Elaborate, homemade picnic hampers would be packed in large rattan baskets and tiered tiffins. Pretty plates and cutlery with embroidered napkins earmarked for such occasions were pulled out from cabinets, as were colourful rugs and straw chatais, for these blissful day-outs. Holdalls, ruck-sacks and leather suitcases were kept handy for weekend trips that were filled with walks in the woods, trek up the hillsides, board games under dappled sunlight in flower-speckled meadows, and river cruises.
A big group of family and friends would pack themselves in Ambassadors, Fiats, Vanguards and Baby Austins; and the convoy would head to the pre-decided destination, amid much mirth and peals of laughter that trailed over.
But what stood out was that these jamborees were conducted with decorum and discipline. When we left a place of visit, the area was stepped away from in its pristine condition.
There was no aftermath of vandalism, desecration of structures, scratching out love notes on tree barks, and littering.
We, packs of tourists cutting across creed, cultures and class, did not get into each other’s way or hair. Noise pollution was not even a term then.
Somewhere down the line we have lost the plot completely.
The Instagram generation, that sadly lives more vicariously and superficially than in real terms, has christened Dehradun, as the City of Love.
But ironically, the Valley Town that still gives so much to us, sadly is not the recipient of either our love or our respect.

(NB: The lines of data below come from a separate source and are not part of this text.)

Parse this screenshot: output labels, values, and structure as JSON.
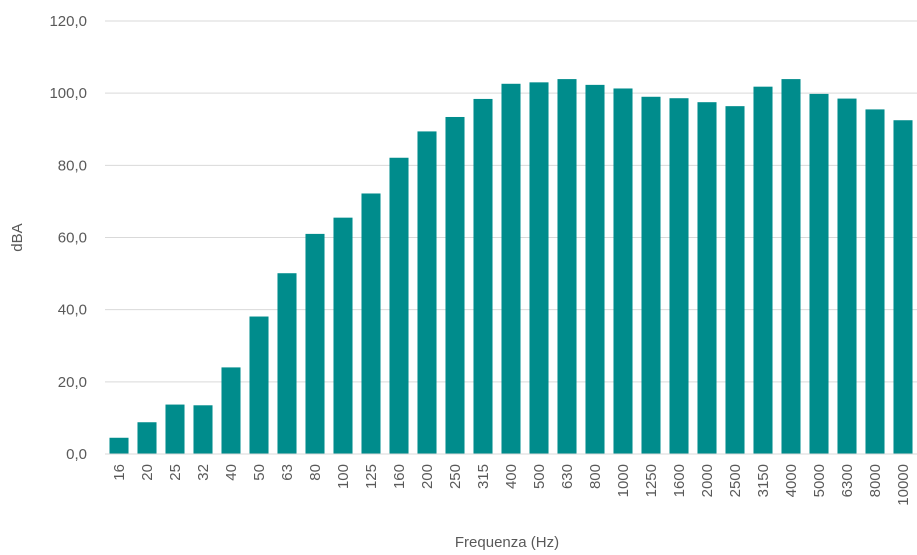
{
  "chart_data": {
    "type": "bar",
    "title": "",
    "xlabel": "Frequenza (Hz)",
    "ylabel": "dBA",
    "ylim": [
      0,
      120
    ],
    "ytick_values": [
      0,
      20,
      40,
      60,
      80,
      100,
      120
    ],
    "ytick_labels": [
      "0,0",
      "20,0",
      "40,0",
      "60,0",
      "80,0",
      "100,0",
      "120,0"
    ],
    "grid": true,
    "legend": "none",
    "bar_color": "#008C8C",
    "categories": [
      "16",
      "20",
      "25",
      "32",
      "40",
      "50",
      "63",
      "80",
      "100",
      "125",
      "160",
      "200",
      "250",
      "315",
      "400",
      "500",
      "630",
      "800",
      "1000",
      "1250",
      "1600",
      "2000",
      "2500",
      "3150",
      "4000",
      "5000",
      "6300",
      "8000",
      "10000"
    ],
    "values": [
      4.5,
      8.8,
      13.7,
      13.5,
      24.0,
      38.1,
      50.1,
      61.0,
      65.5,
      72.2,
      82.1,
      89.4,
      93.4,
      98.4,
      102.6,
      103.0,
      103.9,
      102.3,
      101.3,
      99.0,
      98.6,
      97.5,
      96.4,
      101.8,
      103.9,
      99.8,
      98.5,
      95.5,
      92.5
    ]
  }
}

Almost a decade and a half back trip to the Queen of Hills has proved to be a turning point in our collective psyche and civil behaviour.
Driving back from Mussoorie in the magical Monsoon of Doon and thereabouts, we came face to face with harrowing sights at display. The side of the curving hills had split open with waterfalls and natural springs in several places. What could have been a beautiful scene was marred by mayhem unleashed by man.
At each of these beatific pitstops we witnessed human ugliness at its prime. Women bathing their rambunctious tots just as cars whizzed by had our hearts jump to our mouth not only in astonishment but also in concern for the children’s safety. There was worse to follow. Each major waterfall had a chaotic blocking of road by haphazardly parked cars. Men, undressed down to their innerwear, either sat atop their cars guzzling beer or gathered in big ungainly puddles around the waterfall to shower under the clean spray of mountain water. The gang was either boozily boisterous or high on dopamine.
We have only gotten worse since then.
Reel after reel on my Insta feed is a capture of a myriad hideous sightings. Half-naked men sit on roofs and bonnets of their ill-acquired vehicles to pop open bottles of their favourite tipple to have an open-air party. The inebriated men, then, proceed to wreak havoc on others wishing only to conduct their regular business.
Flocks of mindless marauders leave behind mountains of garbage as tell-tale signs of their ill-fated visits. The hills are reeling under the weight of the wreckage, while a tiny group of concerned, civilised citizens are picking up cudgels against the atrocity.
One such reel shared across Dehradun Groups widely showed a pack of raucous young men, obviously drunk, standing by the roadside, soaking in rain, swinging their wet shirts in air, and passing lewd remarks at women who crossed their path.
Another reel showed a clutch of louts huddled around a vehicle on the arterial road of a posh, high rise, gated community, playing blaring music, spewing expletives amidst cacophonic laughter, raising, spilling, toasting their plastic tumblers of intoxicated arrogance, uptight-ness, callousness and extreme unruliness.
But what is becoming a cause for major concern is the spreading trend of men, in various stages of uncladness and boorishness, snaking out of moving vehicle windows and sunroofs, shouting, half-dancing, waving stretched out arms in a fully baked recipe of tragedy waiting to happen – for them and for others.
The cars, more often than not, bear UP, HR, RJ, DL number plates. But such complete lack of civility and social behaviour is fast becoming endemic. Youth everywhere can be seen depicting what can only be called a malaise – a sign of social sickness and mental disorder.
Sadly, cases in Dehradun are rampant, with city folk, students flocking a zillion institutions that have mushroomed here, and weekend revellers, throwing all care out of the rolled down windows and caution to the winds.
It seems that heart-rending, mind-numbing spectacles of mauled, decapitated bodies, have not served as a deterrent.
How many accidents and counts of administration apathy will it take to have us all wake up to impending catastrophes?